El perdón, fruto del amor

“Padre, perdónalos, porque no saben lo que hacen” (Lucas 23:34)

Estas palabras fueron la sabia respuesta de Cristo a la intolerancia que los hombres de su tiempo desplegaron en contra suya desde el momento mismo de su nacimiento. Y es que fue justamente ahí, en el humilde pesebre de Belén, donde empezó su martirio cuando los sanguinarios soldados de Herodes recorrieron Belén y las aldeas circunvecinas en busca del niño Jesús, al que debían asesinar de acuerdo con las órdenes del rey.  

Esto fue lo primero, pero no lo único ni lo último que se maquinó y maniobró en contra del Hijo de Dios. A lo largo de su fructífera vida, el Señor Jesús fue víctima de la intransigencia de un pueblo que no supo distinguir el tiempo glorioso que le tocó vivir, ni tampoco distinguió quién era Cristo, porque si los judíos hubieran distinguido ese tiempo, y la persona que hacía glorioso aquel periodo, “nunca habrían crucificado al Señor de gloria”, explicó el apóstol Pablo a los fieles establecidos en la marítima ciudad de Corinto (1 Corintios 2:8).  

La intolerancia en su contra impidió que el Señor Jesús pasara los primeros años de su vida en Judea, obligándolo a vivir como errante y extranjero en Egipto, un país cuyos habitantes no veían con buenos ojos a los israelitas desde que, por causa de Israel, Dios mandó las diez plagas que asolaron su tierra, la peor de ellas, la muerte de los primogénitos. Los egipcios recordaban que, en el pasado distante, su poderosísimo ejército había sido destruido por el Dios que obró maravillosamente en favor de Israel en el Mar Rojo, por eso había animadversión de los egipcios hacia los judíos y, desde luego, en contra de Jesús, José y María, por sus orígenes y procedencia.    

En la historia del Hijo de Dios encontramos un sinnúmero de agresiones en su contra: incitaciones al suicidio por parte de Satanás, peticiones enérgicas de la gente en el sentido de que saliera de sus contornos por la realización de un milagro, insultos y desprecios por causa de su Ministerio, incomprensiones de todo tipo, intentos de acabar con su vida llevándole a la cumbre de un monte para despeñarle, impedimentos de entrar a sus ciudades, críticas, traiciones por intereses bastardos, ultrajes, maldiciones, escupitajos, gritos pidiendo soltar a un flagrante homicida y crucificarle a él, un hombre inocente y honorable que terminó siendo crucificado como malhechor infame en un madero.   

Ante esta serie de atropellos a lo largo de su íntegra vida, el Señor Jesús se comportó siempre como inocentísimo cordero, que decidió enmudecer delante de sus trasquiladores, no porque careciera de argumentos en su defensa, sino porque encomendaba su causa al que juzga justamente (1 Pedro 2:23). 

Analicemos la reacción de Cristo en la cruz a favor de sus verdugos.
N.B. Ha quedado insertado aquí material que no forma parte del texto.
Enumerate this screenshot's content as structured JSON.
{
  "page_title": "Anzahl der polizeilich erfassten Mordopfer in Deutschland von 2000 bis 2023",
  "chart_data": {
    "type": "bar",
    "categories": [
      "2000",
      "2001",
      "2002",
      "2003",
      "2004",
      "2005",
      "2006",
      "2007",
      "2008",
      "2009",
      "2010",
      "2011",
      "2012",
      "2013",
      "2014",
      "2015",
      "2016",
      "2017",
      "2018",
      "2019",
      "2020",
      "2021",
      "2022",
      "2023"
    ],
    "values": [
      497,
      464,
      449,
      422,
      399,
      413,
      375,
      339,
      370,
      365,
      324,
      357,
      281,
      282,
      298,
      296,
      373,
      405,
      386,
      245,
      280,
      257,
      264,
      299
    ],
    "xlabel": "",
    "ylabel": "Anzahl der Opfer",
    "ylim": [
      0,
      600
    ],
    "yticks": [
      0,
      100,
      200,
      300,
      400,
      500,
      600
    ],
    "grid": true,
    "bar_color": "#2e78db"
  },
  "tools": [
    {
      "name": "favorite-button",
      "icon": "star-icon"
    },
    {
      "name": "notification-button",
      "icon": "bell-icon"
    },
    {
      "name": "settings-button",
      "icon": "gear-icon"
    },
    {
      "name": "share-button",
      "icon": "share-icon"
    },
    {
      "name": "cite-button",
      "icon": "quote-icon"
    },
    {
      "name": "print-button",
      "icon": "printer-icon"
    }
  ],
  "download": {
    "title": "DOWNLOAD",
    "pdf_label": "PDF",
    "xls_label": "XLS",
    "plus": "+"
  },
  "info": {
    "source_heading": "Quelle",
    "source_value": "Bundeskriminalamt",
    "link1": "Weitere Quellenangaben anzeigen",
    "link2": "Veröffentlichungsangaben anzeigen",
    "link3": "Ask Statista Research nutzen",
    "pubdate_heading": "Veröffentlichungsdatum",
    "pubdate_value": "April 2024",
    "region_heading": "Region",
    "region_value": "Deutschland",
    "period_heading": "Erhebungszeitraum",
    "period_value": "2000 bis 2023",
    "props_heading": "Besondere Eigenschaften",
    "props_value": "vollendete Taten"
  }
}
La frase “perdónalos porque no saben lo que hacen” sólo se explica si nos asomamos al corazón de Cristo, donde vemos al Padre que lo envió morando en su interior, tal como lo enseñó en una de sus epístolas el Apóstol Pablo: “Dios estaba en Cristo reconciliando consigo al mundo...” (2 Corintios 5:19).   

En efecto, cuando Dios mora en el corazón de una persona, como habitó en el de Cristo, ese corazón respira y transpira amor, y es incapaz de albergar rencores y buscar venganza por las ofensas recibidas. En la vida de esta clase de espíritus sólo hay acciones que tienen la marca del amor, porque "Dios es amor, y el que permanece en amor, permanece en Dios y Dios en él", explicó el apóstol Juan en su primera epístola a la Iglesia universal (1 Juan 4:16)   

Concluyo mi columna de hoy señalando que la mejor y más clara manifestación del amor es el perdón, el mismo que Cristo dispensó a sus ofensores, y el que los seres humanos dispuestos a imitar a Cristo debemos dispensar a los que nos ofenden, independientemente de la gravedad de la falta y del número de las ofensas recibidas.    

Cuando Cristo responde sabiamente a Pedro en el sentido de que debía perdonar setenta veces siete a sus ofensores, dio a entender a su apóstol que la práctica del perdón tiene su base en el amor y que es ilimitada. Quiso decirle que debía perdonar siempre, en todas las circunstancias y todas las veces que se nos pida, imitando la forma en la que perdona ese Dios que es amor: sin límite.